HZ: When I came to this country I was in total shock. It was a totally new experience for me. I saw men and women working together in every field of life and every one was being treated with great respect regardless of age, color, ethnicity. That is the beauty of this country. Ideas have revolved in my mind for years and some of them have found expression through my poetry and sometimes through my radio program 'Meri Jaan Francisco'. Cinema has a greater and powerful reach with an intense impact on the audience. My feeling towards women and cinema started during my medical practice in the Burns Unit at an hospital in Pakistan. I would see women who are helpless with over 75% burns due to Dowry or female infanticide. This had a striking impact within me and I wanted to give something back to my community. I cannot do this by staying in Pakistan. The crucial problem that has bogged the society is ignorance.
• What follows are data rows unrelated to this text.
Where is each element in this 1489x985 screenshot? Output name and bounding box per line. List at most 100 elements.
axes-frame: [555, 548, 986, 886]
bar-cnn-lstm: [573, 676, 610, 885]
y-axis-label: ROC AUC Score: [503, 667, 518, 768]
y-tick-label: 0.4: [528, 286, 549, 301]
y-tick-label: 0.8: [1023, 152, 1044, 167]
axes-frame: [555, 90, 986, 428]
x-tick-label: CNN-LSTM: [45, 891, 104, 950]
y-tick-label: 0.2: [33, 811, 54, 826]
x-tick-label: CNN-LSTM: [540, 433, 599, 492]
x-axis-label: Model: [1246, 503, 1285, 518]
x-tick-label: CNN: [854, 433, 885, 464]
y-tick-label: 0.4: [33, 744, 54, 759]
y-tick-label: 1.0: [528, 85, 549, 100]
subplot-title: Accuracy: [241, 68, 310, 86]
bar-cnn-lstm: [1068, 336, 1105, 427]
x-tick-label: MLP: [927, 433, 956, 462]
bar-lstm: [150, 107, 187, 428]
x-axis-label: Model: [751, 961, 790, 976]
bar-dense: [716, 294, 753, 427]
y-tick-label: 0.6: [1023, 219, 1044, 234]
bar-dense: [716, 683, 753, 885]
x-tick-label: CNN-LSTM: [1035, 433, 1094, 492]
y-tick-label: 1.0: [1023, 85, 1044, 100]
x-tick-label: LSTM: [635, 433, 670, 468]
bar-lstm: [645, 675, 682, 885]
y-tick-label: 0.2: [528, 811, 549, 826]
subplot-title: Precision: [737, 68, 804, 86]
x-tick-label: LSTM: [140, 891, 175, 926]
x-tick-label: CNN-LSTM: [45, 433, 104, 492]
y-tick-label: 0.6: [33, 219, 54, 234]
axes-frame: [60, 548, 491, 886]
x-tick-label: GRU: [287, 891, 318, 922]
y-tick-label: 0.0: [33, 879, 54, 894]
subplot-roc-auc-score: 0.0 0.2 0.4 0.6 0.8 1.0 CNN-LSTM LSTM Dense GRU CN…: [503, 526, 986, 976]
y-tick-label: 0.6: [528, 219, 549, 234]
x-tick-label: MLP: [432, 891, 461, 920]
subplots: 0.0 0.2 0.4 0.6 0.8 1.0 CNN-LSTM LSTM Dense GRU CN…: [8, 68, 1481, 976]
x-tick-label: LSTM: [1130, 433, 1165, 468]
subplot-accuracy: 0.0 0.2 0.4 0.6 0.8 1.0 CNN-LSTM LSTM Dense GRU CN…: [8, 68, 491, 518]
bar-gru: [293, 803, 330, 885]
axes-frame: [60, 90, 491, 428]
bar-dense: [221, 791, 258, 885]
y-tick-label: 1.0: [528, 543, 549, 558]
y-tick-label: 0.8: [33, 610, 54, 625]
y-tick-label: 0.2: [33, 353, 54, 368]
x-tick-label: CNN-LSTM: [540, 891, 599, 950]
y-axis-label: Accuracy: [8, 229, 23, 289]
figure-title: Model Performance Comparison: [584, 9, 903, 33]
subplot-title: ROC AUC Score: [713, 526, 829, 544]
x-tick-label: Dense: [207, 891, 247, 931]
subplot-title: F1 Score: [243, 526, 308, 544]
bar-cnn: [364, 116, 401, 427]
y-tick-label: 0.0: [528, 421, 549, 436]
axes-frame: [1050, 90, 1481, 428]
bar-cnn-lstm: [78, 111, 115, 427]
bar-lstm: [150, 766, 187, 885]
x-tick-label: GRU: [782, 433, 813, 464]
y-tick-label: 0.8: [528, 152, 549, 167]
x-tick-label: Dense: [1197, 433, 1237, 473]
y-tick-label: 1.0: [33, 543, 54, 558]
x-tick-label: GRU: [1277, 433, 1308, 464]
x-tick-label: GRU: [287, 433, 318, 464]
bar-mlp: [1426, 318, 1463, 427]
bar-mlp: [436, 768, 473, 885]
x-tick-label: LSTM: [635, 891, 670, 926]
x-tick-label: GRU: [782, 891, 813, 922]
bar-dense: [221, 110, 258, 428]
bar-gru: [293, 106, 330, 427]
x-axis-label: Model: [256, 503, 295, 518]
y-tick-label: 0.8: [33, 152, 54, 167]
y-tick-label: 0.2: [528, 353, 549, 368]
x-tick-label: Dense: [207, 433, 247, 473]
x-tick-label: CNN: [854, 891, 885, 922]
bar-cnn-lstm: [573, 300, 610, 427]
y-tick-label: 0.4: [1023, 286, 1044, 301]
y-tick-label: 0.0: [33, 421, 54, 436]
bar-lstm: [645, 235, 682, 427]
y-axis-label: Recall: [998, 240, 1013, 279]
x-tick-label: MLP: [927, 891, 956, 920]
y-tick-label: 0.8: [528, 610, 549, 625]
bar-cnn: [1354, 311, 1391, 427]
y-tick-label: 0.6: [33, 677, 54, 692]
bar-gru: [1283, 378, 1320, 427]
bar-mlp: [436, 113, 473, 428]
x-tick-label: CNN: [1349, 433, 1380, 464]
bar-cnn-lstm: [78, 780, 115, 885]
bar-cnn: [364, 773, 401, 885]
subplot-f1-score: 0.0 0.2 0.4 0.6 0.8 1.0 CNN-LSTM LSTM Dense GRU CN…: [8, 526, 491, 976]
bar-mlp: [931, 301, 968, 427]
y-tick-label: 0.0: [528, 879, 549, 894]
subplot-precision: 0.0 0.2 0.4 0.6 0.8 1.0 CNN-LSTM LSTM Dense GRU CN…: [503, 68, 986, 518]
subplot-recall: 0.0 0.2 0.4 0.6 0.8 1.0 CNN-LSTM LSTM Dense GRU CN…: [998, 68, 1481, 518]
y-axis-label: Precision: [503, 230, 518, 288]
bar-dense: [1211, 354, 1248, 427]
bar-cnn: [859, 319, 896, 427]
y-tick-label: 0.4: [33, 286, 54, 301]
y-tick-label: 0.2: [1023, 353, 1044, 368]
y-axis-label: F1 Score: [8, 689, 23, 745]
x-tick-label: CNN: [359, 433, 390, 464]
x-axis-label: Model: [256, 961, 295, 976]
The society does not distinguish between social causes and religious causes.
AG:How did the movie "Night of Henna" evolve?
HZ: My feature film 'Night of Henna' is about a young Pakistani girl Hawa, meaning Eve - the first woman, who struggles to get out of an arranged marriage to a stranger. Positively influenced and inspired by the western society, she questions the tradition and discovers the true meaning of freedom. I wanted to portray the meaning of marriage. In the Pakistani custom, one does not see his/her partner until the marriage. You have no clue with whom you are going to spend your entire life. This made me think on how two people could sacrifice their whole life and feelings. In this film, I am conveying my own feelings of how I see the two different parts of the world with such different cultures. The movie was earlier titled 'Daughter of the East" but I changed the same to Night of Henna because of the vibrant color of the bride's hands. In my film, the protagonist is not given the right to decide her husband, but is shown as a beautiful and obedient daughter and at the same time as an independent woman who pursues her little dreams and goals. I truly wish the Indian and Pakistan community come and watch this movie. So much of energy and money has been invested in creating this awareness. This is the story of an Asian American woman. Be it Pakistan, India, or any Asian country for that matter- women are still suffering. The film's theme is universal. Education is the only tool that can change people's perspective. The 'Night of Henna' began in 2003. It was shot in 35 locations in 24 days with a budget of $500K.
AG: Will Night of Henna be accepted in Pakistan keeping in mind the religious ideologies?
HZ: The world is changing. We are moving towards the modern era. We will have to accept the change. When you don't accept the changes within your community, problems erupt. Tradition is man-made, it can be changed. Religion is about love, peace and honesty. As long as my Pakistani community is able to distinguish between these two, I don't foresee any problems. I think people need to be aware of what's going on. They should accept independence. The film will go through a few cuts before being released in Pakistan but I am sure the mullahs will be shocked initially. I am willing to face the controversy to voice my honest perspective on women. I want to break this silence amongst women.
AG: Any specific reason for choosing an Indian actress to play the lead role in your film?
HZ: The film's concept basically involves social issues that is common place within the Indian or Pakistani community. The original choice for this film was Nandita Das - an accomplished Indian actress. Due to date problems, Girija Shankar (a well established character actor from India who played "Dritharashtra" in the Indian sitcom Mahabharata) who plays Hava's father in the film suggested Pooja's name. I was not sure about Pooja in the beginning as I was looking for an actress who could speak a bit of Urdu/Hindi and English. One telephone call to Pooja and I was convinced. Pooja was based in United States and it was all the more comfortable to cast her in the film. Pooja was recently awarded the SAG emerging actress award for "Flavors". Another prime reason is the fact that I would like to build bridges among nations. Being In United States, Pakistan or India- social causes are present and we need to get together as a community to solve one another's problems. Be it India or Pakistan, the older generation would like to keep their values and traditions while the younger generation is definitely hanging between the east and the west- inside and outside home.